Earlier this month, the House approved the Wall Street Reform and Consumer Protection Act of 2009 (the “Act”). Title V of the Act includes the Private Fund Investment Advisers Registration Act which requires advisers to private equity funds and other private pools of capital with assets under management of at least $150 million to register as an investment adviser with the Securities and Exchange Commission (the “SEC”).
Section 203(b) of the Investment Advisers Act currently provides an exemption from the registration requirements to an investment adviser who, during any 12-month period, had fewer than 15 clients and who does not hold itself out generally to the public as an investment adviser. In counting the number of clients the fund itself, rather than the investors in any such fund, is treated as the client.

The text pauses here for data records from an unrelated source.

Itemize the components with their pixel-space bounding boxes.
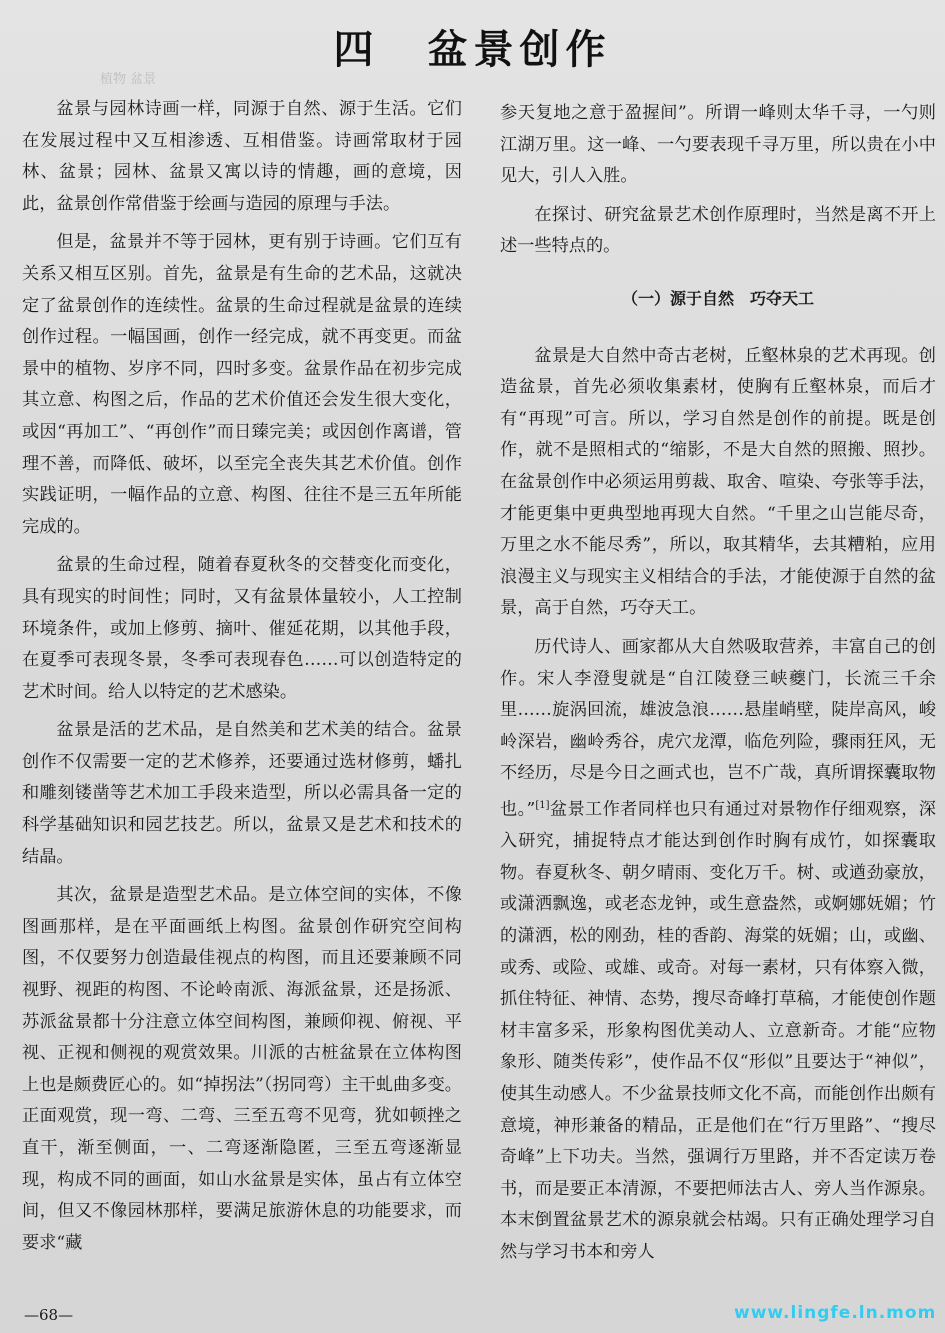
paragraph: 盆景是活的艺术品，是自然美和艺术美的结合。盆景创作不仅需要一定的艺术修养，还要通过选材修剪，蟠扎和雕刻镂凿等艺术加工手段来造型，所以必需具备一定的科学基础知识和园艺技艺。所以，盆景又是艺术和技术的结晶。 <box>22 720 462 867</box>
paragraph: 其次，盆景是造型艺术品。是立体空间的实体，不像图画那样，是在平面画纸上构图。盆景创作研究空间构图，不仅要努力创造最佳视点的构图，而且还要兼顾不同视野、视距的构图、不论岭南派、海派盆景，还是扬派、苏派盆景都十分注意立体空间构图，兼顾仰视、俯视、平视、正视和侧视的观赏效果。川派的古桩盆景在立体构图上也是颇费匠心的。如“掉拐法”（拐同弯）主干虬曲多变。正面观赏，现一弯、二弯、三至五弯不见弯，犹如顿挫之直干，渐至侧面，一、二弯逐渐隐匿，三至五弯逐渐显现，构成不同的画面，如山水盆景是实体，虽占有立体空间，但又不像园林那样，要满足旅游休息的功能要求，而要求“藏 <box>22 885 462 1253</box>
paragraph: 盆景的生命过程，随着春夏秋冬的交替变化而变化，具有现实的时间性；同时，又有盆景体量较小，人工控制环境条件，或加上修剪、摘叶、催延花期，以其他手段，在夏季可表现冬景，冬季可表现春色……可以创造特定的艺术时间。给人以特定的艺术感染。 <box>22 555 462 702</box>
chapter-number: 四 <box>333 27 380 73</box>
section-heading: （一）源于自然 巧夺天工 <box>621 288 814 308</box>
paragraph: 盆景与园林诗画一样，同源于自然、源于生活。它们在发展过程中又互相渗透、互相借鉴。诗画常取材于园林、盆景；园林、盆景又寓以诗的情趣，画的意境，因此，盆景创作常借鉴于绘画与造园的原理与手法。 <box>22 99 462 214</box>
paragraph <box>500 632 936 1269</box>
page-number: —68— <box>24 1306 74 1324</box>
paragraph: 盆景是大自然中奇古老树，丘壑林泉的艺术再现。创造盆景，首先必须收集素材，使胸有丘壑林泉，而后才有“再现”可言。所以，学习自然是创作的前提。既是创作，就不是照相式的“缩影，不是大自然的照搬、照抄。在盆景创作中必须运用剪裁、取舍、喧染、夸张等手法，才能更集中更典型地再现大自然。“千里之山岂能尽奇，万里之水不能尽秀”，所以，取其精华，去其糟粕，应用浪漫主义与现实主义相结合的手法，才能使源于自然的盆景，高于自然，巧夺天工。 <box>500 345 936 619</box>
paragraph-text: 历代诗人、画家都从大自然吸取营养，丰富自己的创作。宋人李澄叟就是“自江陵登三峡夔门，长流三千余里……旋涡回流，雄波急浪……悬崖峭壁，陡岸高风，峻岭深岩，幽岭秀谷，虎穴龙潭，临危列险，骤雨狂风，无不经历，尽是今日之画式也，岂不广哉，真所谓探囊取物也。” <box>500 636 936 820</box>
paragraph: 在探讨、研究盆景艺术创作原理时，当然是离不开上述一些特点的。 <box>500 204 936 257</box>
paragraph-text: 盆景工作者同样也只有通过对景物作仔细观察，深入研究，捕捉特点才能达到创作时胸有成竹，如探囊取物。春夏秋冬、朝夕晴雨、变化万千。树、或遒劲豪放，或潇洒飘逸，或老态龙钟，或生意盎然，或婀娜妩媚；竹的潇洒，松的刚劲，桂的香韵、海棠的妩媚；山，或幽、或秀、或险、或雄、或奇。对每一素材，只有体察入微，抓住特征、神情、态势，搜尽奇峰打草稿，才能使创作题材丰富多采，形象构图优美动人、立意新奇。才能“应物象形、随类传彩”，使作品不仅“形似”且要达于“神似”，使其生动感人。不少盆景技师文化不高，而能创作出颇有意境，神形兼备的精品，正是他们在“行万里路”、“搜尽奇峰”上下功夫。当然，强调行万里路，并不否定读万卷书，而是要正本清源，不要把师法古人、旁人当作源泉。本末倒置盆景艺术的源泉就会枯竭。只有正确处理学习自然与学习书本和旁人 <box>500 799 936 1262</box>
paragraph: 但是，盆景并不等于园林，更有别于诗画。它们互有关系又相互区别。首先，盆景是有生命的艺术品，这就决定了盆景创作的连续性。盆景的生命过程就是盆景的连续创作过程。一幅国画，创作一经完成，就不再变更。而盆景中的植物、岁序不同，四时多变。盆景作品在初步完成其立意、构图之后，作品的艺术价值还会发生很大变化，或因“再加工”、“再创作”而日臻完美；或因创作离谱，管理不善，而降低、破坏，以至完全丧失其艺术价值。创作实践证明，一幅作品的立意、构图、往往不是三五年所能完成的。 <box>22 232 462 537</box>
chapter-title <box>0 18 945 75</box>
footnote-marker: [1] <box>535 799 550 811</box>
chapter-title-text: 盆景创作 <box>427 27 612 73</box>
paragraph-continuation: 参天复地之意于盈握间”。所谓一峰则太华千寻，一勺则江湖万里。这一峰、一勺要表现千寻万里，所以贵在小中见大，引人入胜。 <box>500 103 936 187</box>
right-column <box>500 98 936 1269</box>
watermark: www.lingfe.ln.mom <box>734 1303 937 1323</box>
faded-bleedthrough-text: 植物 盆景 <box>100 72 157 87</box>
left-column <box>22 94 462 1259</box>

The 15-client exemption is eliminated under the Act, and is replaced with the general requirement that an investment adviser to any private equity fund or other private pool of capital must register with the SEC. The Act, however, provides the following exemptions from this registration requirement:
- Foreign Advisers
- Advisers to funds with less than $150 million in assets under management.
- Venture Capital Funds
The Act further requires registered advisers to maintain and file with the SEC records regarding the amount of assets under management, the use of leverage, including off-balance sheet leverage, counterparty credit risk exposures, trading and investment positions, trading practices and any other information the SEC or the Federal Reserve deem necessary and appropriate.